Internally displaced people (IDPs) in Arakan State have called on Myanmar’s military regime to lift travel bans on local and international nongovernmental organisations.
IDPs are going hungry, with lack of access to healthcare services due to the junta’s travel ban and other restrictions further pushing displaced populations into desperate straits.
While the regime no longer supplies food for IDPs in Arakan State, on September 15 it ordered international agencies to halt operations in six of the state’s townships.
“It is not acceptable to force IDPs to return home, and to restrict UN and other agencies supplying IDPs. The military council should help people in trouble,” the manager of Nyaung Chaung IDP camp in Kyauktaw told DMG.
The regime has stopped providing rice supplies to IDPs since March, and currently IDPs have to rely on a monthly allowance of 18,000 kyats per person provided by the World Food Programme (WFP), and are thus going hungry, said an official from a displacement camp opened at the industrial zone in Ponnagyun Township.
“I want to ask the military council to resume rice supplies.

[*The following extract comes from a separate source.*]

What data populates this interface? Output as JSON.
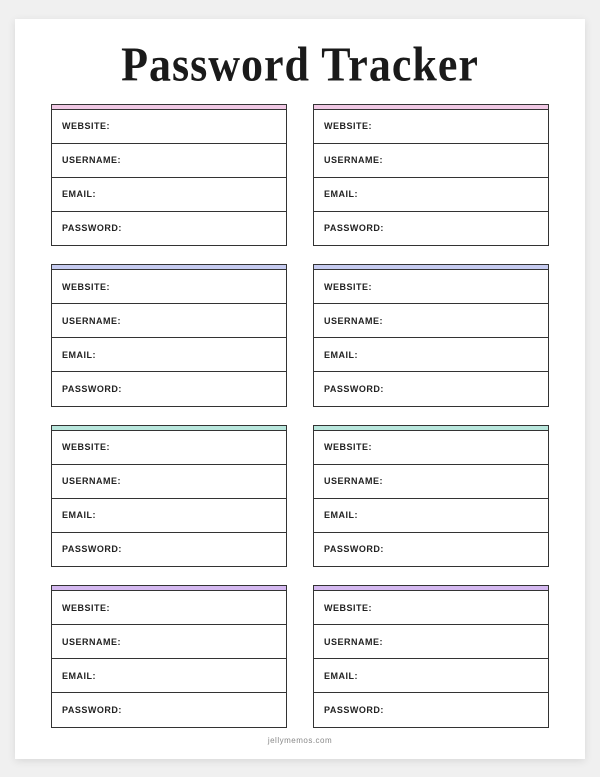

One need not wonder if the 18,000 kyats provided by the WFP is enough. And IDPs barely have jobs. They are facing serious hardship. Some have had to sell their belongings, and those who have nothing to sell have to borrow money from others just to survive,” said the official.
The regime has also blockaded roads and waterways in Arakan State’s Rathedaung, Maungdaw and Buthidaung townships amid renewed fighting. Strict security checks and other restrictions have been severely disrupting commodity flows, while pushing up food prices — with IDPs bearing the brunt, said a volunteer from Rathedaung.
“The military must open routes. Locals have difficulty buying food. And everyone knows food prices are soaring,” he said. “Patients as well as pregnant women have difficulties receiving healthcare because of the travel restrictions.”
At the same time, the regime has restricted the activities of local civil society organisations in Arakan State and in some cases has arrested or attempted to arrest those helping IDPs.
“[The Myanmar military] has issued arrest warrants for philanthropists for alleged incitement,” said Buddhist monk Ashin Thabarwa Nadi, who is assisting IDPs. “Some philanthropists are kept under surveillance, though the military has not issued arrest warrants for them. When people are in trouble in a country, the ultimate responsibility falls on the government to help them. The fact that civil society organisations are helping IDPs is volunteering for the government.”
More than 17,000 people have been displaced by the fighting between Myanmar’s military and the Arakan Army since August in Arakan State and neighbouring Chin State’s Paletwa Township, according to the United Nations Office for the Coordination of Humanitarian Affairs.
Nearly 77,000 people displaced by previous fighting between the military and Arakan Army from late 2018 to November 2020 remain at displacement camps, said the Nyan Lin Thit research organisation on September 27.
“Limits on the movement of people and interference in humanitarian activities, including travel restrictions, expanded checkpoints and roadblocks, have further compounded the already difficult living conditions for affected and displaced people across [Arakan] state,” said the UN Office for the Coordination of Humanitarian Affairs in a statement on October 4.